The Chronicle reports Thursday that Zara intends to keep its two-level store in the nearby Emporium Centre (the mall formerly known as the Westfield SF Centre), as well as its Stonestown location, but the Union Square store at 250 Post Street will close next January when the current lease expires.

As of Thursday morning, we learned that The North Face is planning to close its store at 180 Post Street on March 17.

These closures join the roughly three dozen others that have hit the Union Square area in recent years — where large-format stores that formerly housed H&M, Crate & Barrel, The Gap, Uniqlo, and Barney's all remain vacant years after they shut down.

The timeline for Macy's closing is still unknown, however the store is reportedly not closing this year and will be around for the next holiday shopping season — and the Union Square Alliance assures us that Macy's will still sponsor the big Christmas tree in the square this year, at least.
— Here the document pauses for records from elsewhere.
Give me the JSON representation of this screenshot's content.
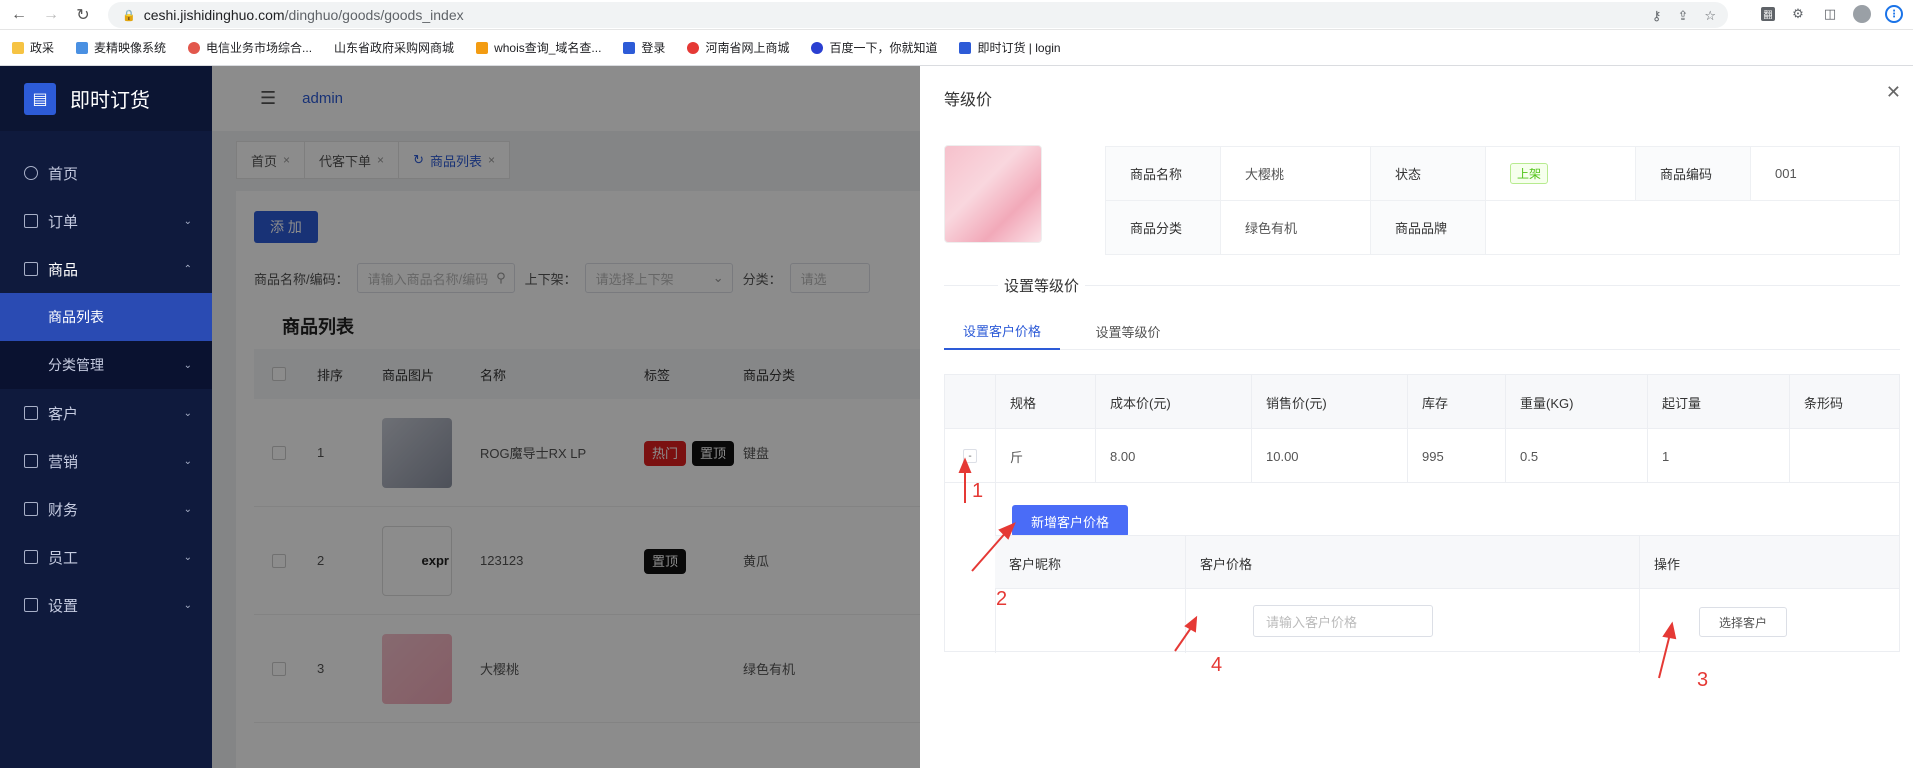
{
  "browser": {
    "url_host": "ceshi.jishidinghuo.com",
    "url_path": "/dinghuo/goods/goods_index",
    "bookmarks": [
      "政采",
      "麦精映像系统",
      "电信业务市场综合...",
      "山东省政府采购网商城",
      "whois查询_域名查...",
      "登录",
      "河南省网上商城",
      "百度一下，你就知道",
      "即时订货 | login"
    ]
  },
  "app": {
    "logo": "即时订货",
    "user": "admin",
    "menu": [
      {
        "label": "首页"
      },
      {
        "label": "订单"
      },
      {
        "label": "商品"
      },
      {
        "label": "客户"
      },
      {
        "label": "营销"
      },
      {
        "label": "财务"
      },
      {
        "label": "员工"
      },
      {
        "label": "设置"
      }
    ],
    "submenu": [
      "商品列表",
      "分类管理"
    ],
    "tabs": [
      "首页",
      "代客下单",
      "商品列表"
    ],
    "add_btn": "添 加",
    "filter": {
      "name_label": "商品名称/编码：",
      "name_placeholder": "请输入商品名称/编码",
      "shelf_label": "上下架：",
      "shelf_placeholder": "请选择上下架",
      "cat_label": "分类：",
      "cat_placeholder": "请选"
    },
    "list_title": "商品列表",
    "columns": [
      "排序",
      "商品图片",
      "名称",
      "标签",
      "商品分类"
    ],
    "rows": [
      {
        "sort": "1",
        "name": "ROG魔导士RX LP",
        "tags": [
          "热门",
          "置顶"
        ],
        "cat": "键盘"
      },
      {
        "sort": "2",
        "name": "123123",
        "tags": [
          "置顶"
        ],
        "cat": "黄瓜",
        "img_text": "expr"
      },
      {
        "sort": "3",
        "name": "大樱桃",
        "tags": [],
        "cat": "绿色有机"
      }
    ]
  },
  "drawer": {
    "title": "等级价",
    "info": {
      "name_label": "商品名称",
      "name": "大樱桃",
      "status_label": "状态",
      "status": "上架",
      "code_label": "商品编码",
      "code": "001",
      "cat_label": "商品分类",
      "cat": "绿色有机",
      "brand_label": "商品品牌",
      "brand": ""
    },
    "section_title": "设置等级价",
    "sub_tabs": [
      "设置客户价格",
      "设置等级价"
    ],
    "spec_columns": [
      "规格",
      "成本价(元)",
      "销售价(元)",
      "库存",
      "重量(KG)",
      "起订量",
      "条形码"
    ],
    "spec_row": {
      "expand": "-",
      "spec": "斤",
      "cost": "8.00",
      "price": "10.00",
      "stock": "995",
      "weight": "0.5",
      "moq": "1",
      "barcode": ""
    },
    "add_customer_price": "新增客户价格",
    "cust_columns": [
      "客户昵称",
      "客户价格",
      "操作"
    ],
    "price_placeholder": "请输入客户价格",
    "select_customer": "选择客户",
    "annotations": [
      "1",
      "2",
      "3",
      "4"
    ]
  },
  "colors": {
    "primary": "#2d5bd7",
    "sidebar": "#0f1a3d",
    "annotation": "#e53935"
  }
}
Meanwhile, closures continue to be announced inside the former Westfield mall, where major tenant Nordstrom announced its closure last spring after 35 years in that location, and where the Westfield corporation decided to walk away from its mortgage on the property.
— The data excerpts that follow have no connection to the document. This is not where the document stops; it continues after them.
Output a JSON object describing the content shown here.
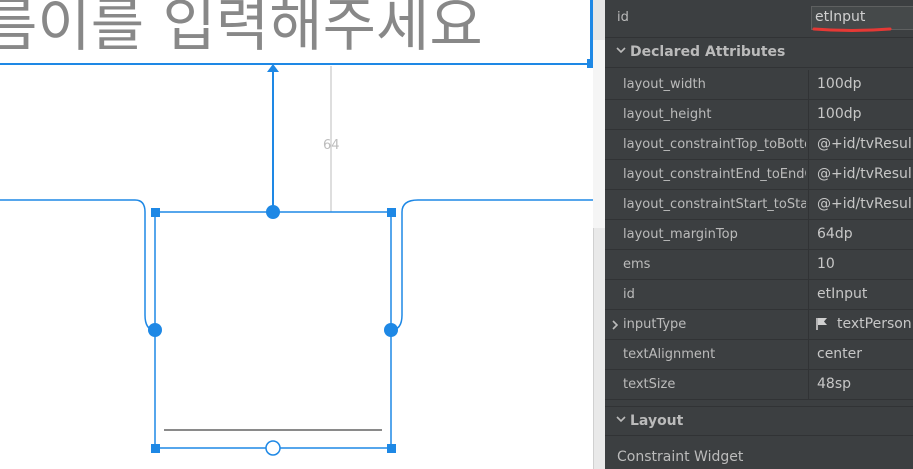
{
  "canvas": {
    "hint_text": "름이를 입력해주세요",
    "margin_value": "64"
  },
  "panel": {
    "id_row": {
      "label": "id",
      "value": "etInput"
    },
    "declared_section_title": "Declared Attributes",
    "attributes": [
      {
        "name": "layout_width",
        "value": "100dp"
      },
      {
        "name": "layout_height",
        "value": "100dp"
      },
      {
        "name": "layout_constraintTop_toBotto...",
        "value": "@+id/tvResul"
      },
      {
        "name": "layout_constraintEnd_toEndOf",
        "value": "@+id/tvResul"
      },
      {
        "name": "layout_constraintStart_toStart...",
        "value": "@+id/tvResul"
      },
      {
        "name": "layout_marginTop",
        "value": "64dp"
      },
      {
        "name": "ems",
        "value": "10"
      },
      {
        "name": "id",
        "value": "etInput"
      },
      {
        "name": "inputType",
        "value": "textPersonN"
      },
      {
        "name": "textAlignment",
        "value": "center"
      },
      {
        "name": "textSize",
        "value": "48sp"
      }
    ],
    "layout_section_title": "Layout",
    "constraint_widget_label": "Constraint Widget"
  },
  "colors": {
    "selection_blue": "#1e88e5",
    "panel_bg": "#3c3f41",
    "annotation_red": "#e53935"
  },
  "icons": {
    "section_expanded": "chevron-down-icon",
    "row_collapsed": "chevron-right-icon",
    "input_type": "flag-icon"
  }
}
The mall remains in receivership, and that court-ordered receiver, SoCal-based Trident Pacific, is working to beef up security and improve tenancy at the mall — rebranded last week as Emporium Centre — in order that it can be prepped for resale.
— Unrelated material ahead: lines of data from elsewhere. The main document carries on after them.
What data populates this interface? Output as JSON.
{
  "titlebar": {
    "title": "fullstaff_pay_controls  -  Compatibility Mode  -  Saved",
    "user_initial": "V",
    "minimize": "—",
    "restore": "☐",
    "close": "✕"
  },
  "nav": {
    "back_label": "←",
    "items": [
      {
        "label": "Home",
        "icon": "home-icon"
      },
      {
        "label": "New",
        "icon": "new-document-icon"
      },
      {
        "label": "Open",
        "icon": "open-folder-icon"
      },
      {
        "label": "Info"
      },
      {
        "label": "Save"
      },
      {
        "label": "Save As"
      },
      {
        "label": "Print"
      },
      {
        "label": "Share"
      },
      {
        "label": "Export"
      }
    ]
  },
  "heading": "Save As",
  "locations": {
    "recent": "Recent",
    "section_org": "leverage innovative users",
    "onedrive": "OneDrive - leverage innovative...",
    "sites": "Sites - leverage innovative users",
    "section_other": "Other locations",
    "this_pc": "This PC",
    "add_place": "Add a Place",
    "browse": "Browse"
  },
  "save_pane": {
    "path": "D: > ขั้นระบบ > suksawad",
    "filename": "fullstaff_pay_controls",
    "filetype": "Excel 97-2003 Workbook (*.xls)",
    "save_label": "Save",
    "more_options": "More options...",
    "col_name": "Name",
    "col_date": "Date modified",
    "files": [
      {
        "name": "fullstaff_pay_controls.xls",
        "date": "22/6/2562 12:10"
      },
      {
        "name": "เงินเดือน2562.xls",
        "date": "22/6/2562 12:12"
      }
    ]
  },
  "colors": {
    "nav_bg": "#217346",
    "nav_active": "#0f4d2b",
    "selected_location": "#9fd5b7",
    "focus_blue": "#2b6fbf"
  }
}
What is abundantly clear is that the era of downtown, city-center shopping, where customers flocked to major-brand department stores to shop for everything from perfume to cookware to mattresses and clothes, is pretty much over — though Macy's is betting that its Bloomingdale's brand can pull through. And, reportedly, this kind of shopping still happens in the suburbs, just not really here.

And while doomsayers have liked to stay laser-focused on the narrative that this is a uniquely San Francisco problem that you can blame on homelessness and crime, that is not the case, even if those might be hurting retail in some ways. This trend is playing out in major cities across the country — and the SF Macy's is one of 150 stores the company is closing in the next three years.